Kat's parents are plot devices and are in and out of the movie too fast for me to care about their relationship with their daughter and it shows. I don't remember their names that's how memorable they were.

I don't remember much else from the cast, most of them were pretty unremarkable and one note. Also, what the heck is a hell maiden? Who are they? Is there a group of them in hiding around the world? How do they get their powers? How long have they been around for? If they have these powers, how come they never used them to solve the brewery fire or murders? These powers are never explained properly, and they're not used effectively in this plot at all besides being plot convenience.

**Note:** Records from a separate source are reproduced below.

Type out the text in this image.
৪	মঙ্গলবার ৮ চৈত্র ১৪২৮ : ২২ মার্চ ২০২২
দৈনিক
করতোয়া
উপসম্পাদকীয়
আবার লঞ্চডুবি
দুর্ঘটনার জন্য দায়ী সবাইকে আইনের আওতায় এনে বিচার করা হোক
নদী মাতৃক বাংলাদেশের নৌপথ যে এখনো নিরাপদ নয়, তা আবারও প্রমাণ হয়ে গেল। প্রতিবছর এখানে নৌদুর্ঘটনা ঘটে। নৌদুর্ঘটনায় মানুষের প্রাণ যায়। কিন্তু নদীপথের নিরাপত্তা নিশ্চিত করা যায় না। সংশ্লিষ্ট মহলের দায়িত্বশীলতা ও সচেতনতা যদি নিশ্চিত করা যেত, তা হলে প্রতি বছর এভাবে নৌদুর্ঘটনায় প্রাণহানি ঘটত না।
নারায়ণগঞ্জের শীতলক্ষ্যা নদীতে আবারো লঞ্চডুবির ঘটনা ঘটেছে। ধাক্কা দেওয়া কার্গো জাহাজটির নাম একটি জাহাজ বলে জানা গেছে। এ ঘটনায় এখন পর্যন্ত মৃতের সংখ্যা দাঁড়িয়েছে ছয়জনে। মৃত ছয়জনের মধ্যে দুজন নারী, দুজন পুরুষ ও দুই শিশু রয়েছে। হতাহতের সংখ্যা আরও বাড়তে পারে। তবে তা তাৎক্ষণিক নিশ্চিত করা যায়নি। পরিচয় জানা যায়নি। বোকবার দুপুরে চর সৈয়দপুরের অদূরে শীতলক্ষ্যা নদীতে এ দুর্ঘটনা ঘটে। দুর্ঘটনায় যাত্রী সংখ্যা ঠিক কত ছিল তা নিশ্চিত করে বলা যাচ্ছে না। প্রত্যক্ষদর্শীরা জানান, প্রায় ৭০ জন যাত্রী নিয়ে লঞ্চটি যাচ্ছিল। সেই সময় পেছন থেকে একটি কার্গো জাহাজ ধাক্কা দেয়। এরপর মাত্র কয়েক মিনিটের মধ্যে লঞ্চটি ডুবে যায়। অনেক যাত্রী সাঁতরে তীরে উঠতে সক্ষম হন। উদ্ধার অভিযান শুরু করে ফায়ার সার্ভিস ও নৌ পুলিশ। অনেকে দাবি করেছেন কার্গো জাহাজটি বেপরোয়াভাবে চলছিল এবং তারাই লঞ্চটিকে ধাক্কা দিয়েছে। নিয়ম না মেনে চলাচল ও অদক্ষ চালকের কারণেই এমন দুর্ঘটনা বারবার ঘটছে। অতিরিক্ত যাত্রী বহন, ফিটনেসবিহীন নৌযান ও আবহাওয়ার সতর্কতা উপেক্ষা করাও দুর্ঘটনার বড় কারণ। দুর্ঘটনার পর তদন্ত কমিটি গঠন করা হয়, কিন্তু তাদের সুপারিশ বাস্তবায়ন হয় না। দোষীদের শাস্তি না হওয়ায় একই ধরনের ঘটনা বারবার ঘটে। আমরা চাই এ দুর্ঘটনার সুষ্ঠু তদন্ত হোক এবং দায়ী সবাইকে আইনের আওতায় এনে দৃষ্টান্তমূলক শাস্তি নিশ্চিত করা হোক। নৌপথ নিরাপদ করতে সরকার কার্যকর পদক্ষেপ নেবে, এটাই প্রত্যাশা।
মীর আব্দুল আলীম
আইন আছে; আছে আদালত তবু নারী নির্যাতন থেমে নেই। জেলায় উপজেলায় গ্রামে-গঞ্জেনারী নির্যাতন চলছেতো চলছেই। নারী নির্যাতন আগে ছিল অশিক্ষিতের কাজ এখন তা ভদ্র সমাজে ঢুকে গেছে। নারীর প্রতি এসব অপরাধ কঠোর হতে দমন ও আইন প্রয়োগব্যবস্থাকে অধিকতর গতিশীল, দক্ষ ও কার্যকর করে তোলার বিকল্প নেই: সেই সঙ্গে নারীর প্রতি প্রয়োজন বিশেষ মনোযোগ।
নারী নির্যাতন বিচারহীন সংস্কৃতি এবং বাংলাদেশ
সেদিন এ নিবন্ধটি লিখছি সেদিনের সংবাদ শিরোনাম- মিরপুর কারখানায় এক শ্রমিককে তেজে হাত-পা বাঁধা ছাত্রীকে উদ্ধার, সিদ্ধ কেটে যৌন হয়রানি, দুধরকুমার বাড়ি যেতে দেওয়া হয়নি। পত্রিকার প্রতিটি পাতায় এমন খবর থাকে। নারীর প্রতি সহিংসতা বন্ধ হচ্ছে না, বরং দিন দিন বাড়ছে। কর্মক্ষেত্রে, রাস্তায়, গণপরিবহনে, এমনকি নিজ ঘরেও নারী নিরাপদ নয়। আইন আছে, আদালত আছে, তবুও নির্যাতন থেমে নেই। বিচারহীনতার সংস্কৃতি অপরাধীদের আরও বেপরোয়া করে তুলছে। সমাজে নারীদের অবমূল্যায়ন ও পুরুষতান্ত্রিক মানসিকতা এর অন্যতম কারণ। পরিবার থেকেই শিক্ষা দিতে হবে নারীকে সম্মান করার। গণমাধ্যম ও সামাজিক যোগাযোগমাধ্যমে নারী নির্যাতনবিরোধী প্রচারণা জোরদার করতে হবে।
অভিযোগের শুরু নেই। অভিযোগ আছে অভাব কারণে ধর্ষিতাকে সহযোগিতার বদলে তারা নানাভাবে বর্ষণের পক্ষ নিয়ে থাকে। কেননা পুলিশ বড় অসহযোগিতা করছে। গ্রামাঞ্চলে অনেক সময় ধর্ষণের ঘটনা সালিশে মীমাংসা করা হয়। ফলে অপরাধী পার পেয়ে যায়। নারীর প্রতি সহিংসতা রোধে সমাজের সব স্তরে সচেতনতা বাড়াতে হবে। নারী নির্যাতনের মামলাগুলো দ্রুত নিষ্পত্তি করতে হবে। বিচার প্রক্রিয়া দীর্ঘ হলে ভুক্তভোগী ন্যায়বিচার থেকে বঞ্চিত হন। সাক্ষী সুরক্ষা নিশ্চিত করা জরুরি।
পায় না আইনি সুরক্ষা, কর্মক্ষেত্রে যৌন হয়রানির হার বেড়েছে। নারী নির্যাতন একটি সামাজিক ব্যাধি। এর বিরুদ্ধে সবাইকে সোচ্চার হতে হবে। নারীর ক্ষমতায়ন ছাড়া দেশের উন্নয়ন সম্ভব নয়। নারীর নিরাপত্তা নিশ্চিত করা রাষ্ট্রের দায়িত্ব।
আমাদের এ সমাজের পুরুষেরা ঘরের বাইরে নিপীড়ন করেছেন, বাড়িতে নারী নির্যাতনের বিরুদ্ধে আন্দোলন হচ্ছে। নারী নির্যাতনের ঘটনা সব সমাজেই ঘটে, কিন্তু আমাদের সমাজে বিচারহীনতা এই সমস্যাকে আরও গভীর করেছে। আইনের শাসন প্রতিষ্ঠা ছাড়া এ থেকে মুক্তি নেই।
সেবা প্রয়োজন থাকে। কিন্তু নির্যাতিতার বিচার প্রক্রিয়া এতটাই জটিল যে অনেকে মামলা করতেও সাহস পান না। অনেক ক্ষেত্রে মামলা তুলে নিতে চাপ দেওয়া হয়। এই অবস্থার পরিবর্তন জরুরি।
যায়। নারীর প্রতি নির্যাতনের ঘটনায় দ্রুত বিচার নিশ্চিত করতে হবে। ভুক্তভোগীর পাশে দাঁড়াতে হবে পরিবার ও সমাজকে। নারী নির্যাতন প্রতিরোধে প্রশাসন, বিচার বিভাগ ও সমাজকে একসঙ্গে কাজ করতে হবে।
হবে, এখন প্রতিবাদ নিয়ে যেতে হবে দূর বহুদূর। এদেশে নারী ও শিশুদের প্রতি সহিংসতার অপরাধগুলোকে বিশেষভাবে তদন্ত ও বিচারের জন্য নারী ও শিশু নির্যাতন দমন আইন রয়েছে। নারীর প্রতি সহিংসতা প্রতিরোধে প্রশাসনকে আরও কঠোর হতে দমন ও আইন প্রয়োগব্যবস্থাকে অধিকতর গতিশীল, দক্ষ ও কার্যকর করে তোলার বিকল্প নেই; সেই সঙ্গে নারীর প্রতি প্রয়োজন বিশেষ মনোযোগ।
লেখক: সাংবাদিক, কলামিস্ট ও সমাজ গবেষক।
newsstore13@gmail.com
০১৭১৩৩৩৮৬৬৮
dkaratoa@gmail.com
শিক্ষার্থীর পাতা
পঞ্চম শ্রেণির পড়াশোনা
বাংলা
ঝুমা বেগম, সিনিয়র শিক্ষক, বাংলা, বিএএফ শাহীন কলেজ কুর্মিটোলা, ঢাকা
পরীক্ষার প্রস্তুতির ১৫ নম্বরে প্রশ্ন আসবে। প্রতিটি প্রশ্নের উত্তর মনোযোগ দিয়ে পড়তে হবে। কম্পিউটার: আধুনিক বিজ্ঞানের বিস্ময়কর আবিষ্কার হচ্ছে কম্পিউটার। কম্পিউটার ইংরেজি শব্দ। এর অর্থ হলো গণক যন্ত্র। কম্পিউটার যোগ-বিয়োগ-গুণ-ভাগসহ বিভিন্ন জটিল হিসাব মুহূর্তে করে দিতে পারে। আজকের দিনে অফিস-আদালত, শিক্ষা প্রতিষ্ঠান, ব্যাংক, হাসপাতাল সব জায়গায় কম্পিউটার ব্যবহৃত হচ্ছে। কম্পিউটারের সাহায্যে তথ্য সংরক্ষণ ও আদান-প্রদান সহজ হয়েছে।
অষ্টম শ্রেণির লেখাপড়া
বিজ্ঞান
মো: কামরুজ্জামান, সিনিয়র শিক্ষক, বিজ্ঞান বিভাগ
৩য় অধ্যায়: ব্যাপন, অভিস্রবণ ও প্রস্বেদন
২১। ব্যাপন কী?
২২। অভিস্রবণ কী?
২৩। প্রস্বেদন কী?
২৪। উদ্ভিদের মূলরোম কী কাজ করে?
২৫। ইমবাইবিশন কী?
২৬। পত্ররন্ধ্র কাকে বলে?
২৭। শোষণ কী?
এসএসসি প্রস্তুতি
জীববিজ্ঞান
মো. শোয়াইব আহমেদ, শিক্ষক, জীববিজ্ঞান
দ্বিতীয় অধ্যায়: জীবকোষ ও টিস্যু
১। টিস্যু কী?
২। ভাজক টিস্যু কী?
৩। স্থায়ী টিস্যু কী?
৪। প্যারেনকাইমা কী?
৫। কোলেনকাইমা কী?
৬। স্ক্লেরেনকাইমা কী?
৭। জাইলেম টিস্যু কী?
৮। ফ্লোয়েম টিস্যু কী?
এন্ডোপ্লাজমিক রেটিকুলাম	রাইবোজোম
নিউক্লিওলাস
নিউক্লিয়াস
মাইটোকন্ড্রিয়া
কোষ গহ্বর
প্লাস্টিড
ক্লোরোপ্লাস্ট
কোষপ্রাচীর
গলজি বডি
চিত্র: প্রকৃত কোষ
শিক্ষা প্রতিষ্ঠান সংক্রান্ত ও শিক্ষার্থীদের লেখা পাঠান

The villains are one note, corporate bad guys who want to privatize and create a large prison to get rich and somehow have all this backing despite paying people with monopoly money? To be honest, the villain's plans feel so disconnected from the plot of this movie that it feels like it was tacked on because we needed bad guys to defeat so that Kat can save the day or something. The message was poorly handled and hamfisted at every point in this movie, we get it, private prisons who treat inmates like dirt are bad and only care about money, how totally "original" this is sarcasm by the way lol.

Also, for a kid's film, it somehow manages to be both whimsical and supernatural but also dark and gritty and not in a good way. Coraline was able to have its cake and eat it too, telling a fun and interesting story for kids but handling the darker themes in a way that doesn't seem too off putting to a younger audience. True the movie was dark, but unlike Wendell and Wild, it knew when to create tension and give you scenes of levity to balance out the creepiness.

Finally, the ending is also dysfunctional and all over the place, the story had promised and started off interesting, but halfway through it fizzled out and relied on cheap tropes to get to the end faster.

The voice acting, stop motion animation, character and set design were all top tier amazing, but as per usual with Netflix originals, the story is unfocused and chaotic, the writing is confusing to follow even for a kids film, the magic isn't explained properly and finally the characters are either boring or detestable.

I hope Netflix greenlights better written projects because this one had so much potential to be good, but it disappointed me like so many other original Netflix works that it's just becoming a chore to watch these shows. I find myself criticizing these stories more than enjoying them, that's how depressing it's gotten.